Josh Barro (who works at the Manhattan Institute and writes for RealClearMarkets and NRO’s Agenda blog) believes that in a few years we are going to need to cut entitlements and raise taxes. He has obviously taken a serious look at the numbers, but his article left me with a few questions.
“Federal revenues at 18% of GDP are simply too low to sustainably fund a politically plausible set of spending policies, even in a scenario where Washington politicians suddenly become serious about entitlement reform,” writes Barro. This may be right, but what makes higher federal revenues any more politically plausible? Maybe there’s no politically plausible way to get the deficit down to a sustainable level.

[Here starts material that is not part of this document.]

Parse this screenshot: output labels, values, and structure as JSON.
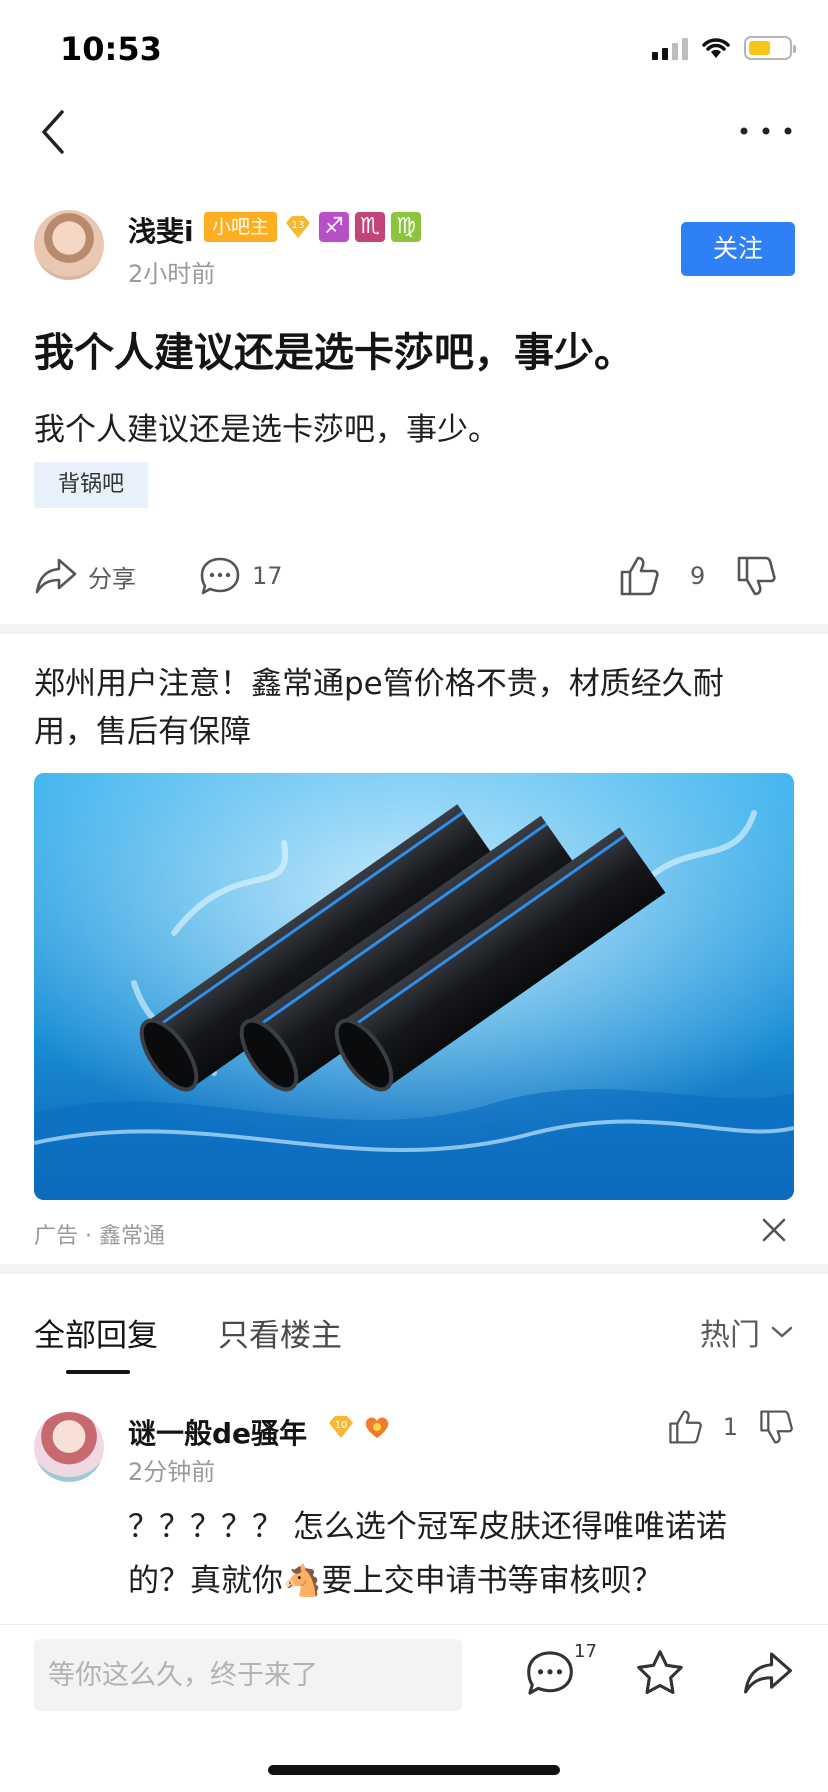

Later on Barro writes that “the federal tax code probably ought to become less progressive as a result of the upcoming fiscal adjustment. Because the dead weight-loss of a tax (the reduction in economic activity it causes) is a function of the square of its rate, increases in already-high marginal tax rates are inefficient ways to raise new revenue. So as the government grows larger (and so does the tax share of GDP) it becomes more necessary to rely on less progressive tax sources.”
But doesn’t this wrongly assume that tax increases have to take the form of increased tax rates? If we eliminated the mortgage-interest deduction or the tax exclusion for employer-provided insurance, wouldn’t we reduce deadweight losses and increase progressivity at the same time?